3 or 4 queens occur in less than 1% of games. > 3 knights, bishops, rooks do not occur at all.

"no games are ruled out on the grounds of some ulterior purpose"
++ The subject is weakly solving Chess.

"Proof?" ++ Query any game data base and count how many cases with 3 or more knights.

"what makes sense to you" ++ Underpromoting to rook or bishop cannot be optimal play, except for the winning side in an already winning position.

@8806

"a vanishingly small proportion of the total" ++ That is correct.

"It's not relevant to what we were discussing." ++ It is. This thread is about weakly solving Chess. My point is that the Gourion number 10^37 is a better starting point to estimate the time to weakly solving Chess than the Tromp number 10^44 as Tromp allows unlimited underpromotions to pieces not previously captured and Gourion excludes promotions to pieces not previously captured.

The answer, of course, is that Tygxc cannot do that and still hold on to his Sveshnikov number...and he pas amply proven he will sacrifice anything on the altar of that number.

You don't know this, and cannot prove this.  You cannot even know or prove that a single "perfect game" has ever been played.  You cannot prove "optimal play" until you hit a forcing sequence, either.

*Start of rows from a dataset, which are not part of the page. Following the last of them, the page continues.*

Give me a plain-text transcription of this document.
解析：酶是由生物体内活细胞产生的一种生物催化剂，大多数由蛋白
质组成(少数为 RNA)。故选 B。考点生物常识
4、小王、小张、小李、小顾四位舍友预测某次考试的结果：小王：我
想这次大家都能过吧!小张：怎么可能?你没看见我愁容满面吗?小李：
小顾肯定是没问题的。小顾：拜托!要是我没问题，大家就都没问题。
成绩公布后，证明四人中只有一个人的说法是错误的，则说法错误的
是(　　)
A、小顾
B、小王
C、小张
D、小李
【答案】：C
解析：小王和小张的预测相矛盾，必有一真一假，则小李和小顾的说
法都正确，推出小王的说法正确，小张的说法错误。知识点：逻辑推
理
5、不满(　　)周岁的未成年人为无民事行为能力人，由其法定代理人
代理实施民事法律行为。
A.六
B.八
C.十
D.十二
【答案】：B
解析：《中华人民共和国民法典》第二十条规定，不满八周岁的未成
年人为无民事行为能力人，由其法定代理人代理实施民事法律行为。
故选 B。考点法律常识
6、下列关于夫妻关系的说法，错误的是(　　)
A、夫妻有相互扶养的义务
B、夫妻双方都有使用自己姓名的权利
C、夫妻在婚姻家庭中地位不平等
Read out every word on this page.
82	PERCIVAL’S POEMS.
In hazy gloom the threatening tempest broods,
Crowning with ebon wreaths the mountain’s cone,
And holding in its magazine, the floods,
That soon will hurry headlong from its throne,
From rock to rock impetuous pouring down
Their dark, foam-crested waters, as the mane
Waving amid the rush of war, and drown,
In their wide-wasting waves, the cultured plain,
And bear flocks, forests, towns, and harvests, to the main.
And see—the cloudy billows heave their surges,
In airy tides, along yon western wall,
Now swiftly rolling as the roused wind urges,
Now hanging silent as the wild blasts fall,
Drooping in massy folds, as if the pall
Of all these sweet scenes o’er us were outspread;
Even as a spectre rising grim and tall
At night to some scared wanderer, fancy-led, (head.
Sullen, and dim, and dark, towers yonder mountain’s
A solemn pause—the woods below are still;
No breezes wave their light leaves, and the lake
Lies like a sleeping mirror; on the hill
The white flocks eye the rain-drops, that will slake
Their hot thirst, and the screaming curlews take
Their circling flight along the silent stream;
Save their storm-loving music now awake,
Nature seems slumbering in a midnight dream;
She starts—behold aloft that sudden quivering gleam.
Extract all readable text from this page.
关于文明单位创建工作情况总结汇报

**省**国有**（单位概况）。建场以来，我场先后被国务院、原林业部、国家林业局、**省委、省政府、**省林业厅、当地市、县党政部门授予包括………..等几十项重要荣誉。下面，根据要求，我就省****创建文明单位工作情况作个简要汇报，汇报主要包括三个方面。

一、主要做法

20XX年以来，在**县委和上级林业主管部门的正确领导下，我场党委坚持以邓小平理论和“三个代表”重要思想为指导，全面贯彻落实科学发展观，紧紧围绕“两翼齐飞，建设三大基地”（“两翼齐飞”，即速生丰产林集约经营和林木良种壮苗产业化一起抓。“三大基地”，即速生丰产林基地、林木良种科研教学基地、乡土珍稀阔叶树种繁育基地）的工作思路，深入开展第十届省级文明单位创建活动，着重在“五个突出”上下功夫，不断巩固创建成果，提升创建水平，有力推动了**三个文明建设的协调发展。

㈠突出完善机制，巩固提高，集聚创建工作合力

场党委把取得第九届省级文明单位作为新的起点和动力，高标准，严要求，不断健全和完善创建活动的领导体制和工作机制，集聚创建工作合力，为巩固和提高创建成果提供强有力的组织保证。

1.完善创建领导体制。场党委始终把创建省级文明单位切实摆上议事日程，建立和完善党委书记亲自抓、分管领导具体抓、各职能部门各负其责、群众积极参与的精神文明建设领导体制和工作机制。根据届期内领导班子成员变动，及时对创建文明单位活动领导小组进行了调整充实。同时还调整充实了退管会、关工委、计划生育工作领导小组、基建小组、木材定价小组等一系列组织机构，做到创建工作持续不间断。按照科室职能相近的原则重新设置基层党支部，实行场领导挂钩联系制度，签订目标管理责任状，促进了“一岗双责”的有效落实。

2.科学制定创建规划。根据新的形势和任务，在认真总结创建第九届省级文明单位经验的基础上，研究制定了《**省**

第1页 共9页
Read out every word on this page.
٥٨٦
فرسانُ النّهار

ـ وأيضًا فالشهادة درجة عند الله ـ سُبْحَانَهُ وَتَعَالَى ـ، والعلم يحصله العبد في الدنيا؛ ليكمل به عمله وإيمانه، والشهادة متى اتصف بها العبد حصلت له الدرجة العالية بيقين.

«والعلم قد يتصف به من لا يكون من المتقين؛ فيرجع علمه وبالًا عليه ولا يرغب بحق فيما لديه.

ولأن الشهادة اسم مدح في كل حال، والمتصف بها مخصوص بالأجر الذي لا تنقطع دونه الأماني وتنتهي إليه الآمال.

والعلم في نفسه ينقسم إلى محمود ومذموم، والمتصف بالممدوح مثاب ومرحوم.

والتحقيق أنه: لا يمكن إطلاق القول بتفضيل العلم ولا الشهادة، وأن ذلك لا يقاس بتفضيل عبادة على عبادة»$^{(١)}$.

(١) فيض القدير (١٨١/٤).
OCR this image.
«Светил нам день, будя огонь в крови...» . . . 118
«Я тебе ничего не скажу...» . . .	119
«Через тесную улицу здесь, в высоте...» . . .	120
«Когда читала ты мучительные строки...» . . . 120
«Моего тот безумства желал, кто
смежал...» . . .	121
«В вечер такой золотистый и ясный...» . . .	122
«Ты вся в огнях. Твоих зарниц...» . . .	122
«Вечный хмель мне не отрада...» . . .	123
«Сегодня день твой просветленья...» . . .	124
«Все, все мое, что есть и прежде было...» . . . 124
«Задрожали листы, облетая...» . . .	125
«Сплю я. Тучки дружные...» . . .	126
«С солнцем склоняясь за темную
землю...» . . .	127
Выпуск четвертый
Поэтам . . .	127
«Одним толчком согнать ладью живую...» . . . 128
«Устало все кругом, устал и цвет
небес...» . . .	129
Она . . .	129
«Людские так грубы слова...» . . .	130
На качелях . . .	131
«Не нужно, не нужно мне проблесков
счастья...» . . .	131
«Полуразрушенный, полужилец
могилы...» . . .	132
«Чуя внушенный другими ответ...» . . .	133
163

@MARattigan has explained how my dialog only represented half of the story. My point was that multiple underpromotions for the proponent of a strategy may be rare but can't be justifiably ignored. But for the defender, all of the underpromotions have the same status - they are simply legal moves that absolutely have to be dealt with. No excuses.

Note that an interesting observation is that this means that it is only the case of multiple underpromotions by BOTH sides that can be said to be "unlikely" to occur in a solution. The only realistic way to make this definite is to exhibit such a solution (a la chequers) and say "look, we manage without positions with a lot of underpromotions by both side.

Still wouldn't be definite until you've produced all solutions and counted how many have positions with a lot of underpromotions by both sides (and, of course, set the level that would count as "a lot" and the probability that would count as "likely").

(If the statement were restricted to solutions produced by particular methods, the answers would vary depending on the method.) 

Well, exhibiting one (weak) solution which respected some constraint on the underpromotions would suffice to demonstrate that you can solve chess using only positions respecting that constraint on underpromotions.

Doing it without exhibiting a solution is not feasible.

Bro what you are literally strawmanning what I am saying.  If you continue to make bad faith arguments and claims I’m not going to respond to you as it clearly won’t be worth it.

at least Tygxc bothers to read what I’m saying and learn the context to claims.